Science Projects And Inventions

Powered Loom

The dramatic rise of the textiles industry in Britain was one of the most important aspects of the world's first Industrial Revolution. Machines had been spinning yarn rapidly and effectively since the 1760s, but the mechanization of weaving did not take hold properly until after 1810. It began when Edmund Cartwright (1743-1823) patented the first powered loom in 1785.
Handlooms had become commonplace by the eighteenth century. They are relatively slow, and each one requires at least one person's full attention. In its basic form, a powered loom is simply a mechanized, automated version of a handloom. It can produce cloth faster than a handloom, and a single person can watch several or many machines.
Power for Cartwright's looms was originally supplied by waterwheels, via a drive shaft and belts and gears. But steam power increasingly took the place of waterpower during the nineteenth century, because steam-powered factories could be built anywhere, not only next to a river.

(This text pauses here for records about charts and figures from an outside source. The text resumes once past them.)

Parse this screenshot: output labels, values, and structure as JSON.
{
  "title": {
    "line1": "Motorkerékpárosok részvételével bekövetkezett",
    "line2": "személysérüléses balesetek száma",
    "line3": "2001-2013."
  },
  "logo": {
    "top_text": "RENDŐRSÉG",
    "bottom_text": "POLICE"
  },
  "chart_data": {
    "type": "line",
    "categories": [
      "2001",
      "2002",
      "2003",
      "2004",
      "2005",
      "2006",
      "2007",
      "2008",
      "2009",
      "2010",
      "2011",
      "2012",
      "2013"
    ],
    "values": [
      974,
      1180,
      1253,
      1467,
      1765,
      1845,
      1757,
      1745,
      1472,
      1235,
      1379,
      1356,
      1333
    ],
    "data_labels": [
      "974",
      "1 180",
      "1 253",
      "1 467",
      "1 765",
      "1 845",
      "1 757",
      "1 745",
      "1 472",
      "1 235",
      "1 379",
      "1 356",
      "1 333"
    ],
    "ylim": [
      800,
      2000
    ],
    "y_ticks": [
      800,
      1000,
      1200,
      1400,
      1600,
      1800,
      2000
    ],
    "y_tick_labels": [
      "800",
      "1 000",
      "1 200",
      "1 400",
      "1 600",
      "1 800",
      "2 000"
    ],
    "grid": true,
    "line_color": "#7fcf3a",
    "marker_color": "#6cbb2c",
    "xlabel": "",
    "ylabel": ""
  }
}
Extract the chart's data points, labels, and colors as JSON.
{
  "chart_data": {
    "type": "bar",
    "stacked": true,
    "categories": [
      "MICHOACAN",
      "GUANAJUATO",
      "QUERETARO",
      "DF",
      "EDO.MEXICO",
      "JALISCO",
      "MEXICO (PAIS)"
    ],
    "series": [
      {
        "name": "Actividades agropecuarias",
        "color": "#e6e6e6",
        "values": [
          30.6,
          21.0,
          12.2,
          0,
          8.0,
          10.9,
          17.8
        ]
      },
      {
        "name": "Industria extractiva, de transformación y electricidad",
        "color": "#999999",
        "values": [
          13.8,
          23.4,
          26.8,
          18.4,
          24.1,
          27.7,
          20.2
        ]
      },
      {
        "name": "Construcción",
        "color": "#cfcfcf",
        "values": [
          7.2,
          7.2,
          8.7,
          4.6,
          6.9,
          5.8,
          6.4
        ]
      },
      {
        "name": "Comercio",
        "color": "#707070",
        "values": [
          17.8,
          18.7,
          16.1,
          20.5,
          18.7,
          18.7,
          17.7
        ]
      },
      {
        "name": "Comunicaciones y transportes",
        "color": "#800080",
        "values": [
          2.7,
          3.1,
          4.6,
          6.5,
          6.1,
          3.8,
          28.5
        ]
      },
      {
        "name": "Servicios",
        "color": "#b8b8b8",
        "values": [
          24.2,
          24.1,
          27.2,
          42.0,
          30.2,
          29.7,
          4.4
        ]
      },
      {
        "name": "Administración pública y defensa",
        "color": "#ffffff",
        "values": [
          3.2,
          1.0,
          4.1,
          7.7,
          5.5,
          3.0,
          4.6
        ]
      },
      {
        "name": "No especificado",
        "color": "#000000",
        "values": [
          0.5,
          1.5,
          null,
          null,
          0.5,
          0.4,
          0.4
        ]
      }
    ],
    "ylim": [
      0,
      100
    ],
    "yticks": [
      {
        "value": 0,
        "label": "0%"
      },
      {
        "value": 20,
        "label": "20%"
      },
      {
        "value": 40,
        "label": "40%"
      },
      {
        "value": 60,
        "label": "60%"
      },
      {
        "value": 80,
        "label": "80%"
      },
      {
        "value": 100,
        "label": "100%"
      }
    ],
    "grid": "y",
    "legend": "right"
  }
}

The weaving process is repetitive, lending itself well to mechanization. But many things can go wrong, as Cartwright discovered after he opened his own textiles factory in Doncaster. He quickly found solutions to many of the problems and was granted several patents between 1785 and 1792. Many other inventors made improvements, too, and by the middle of the nineteenth century, there were nearly 300,000 powered looms in use in Britain alone.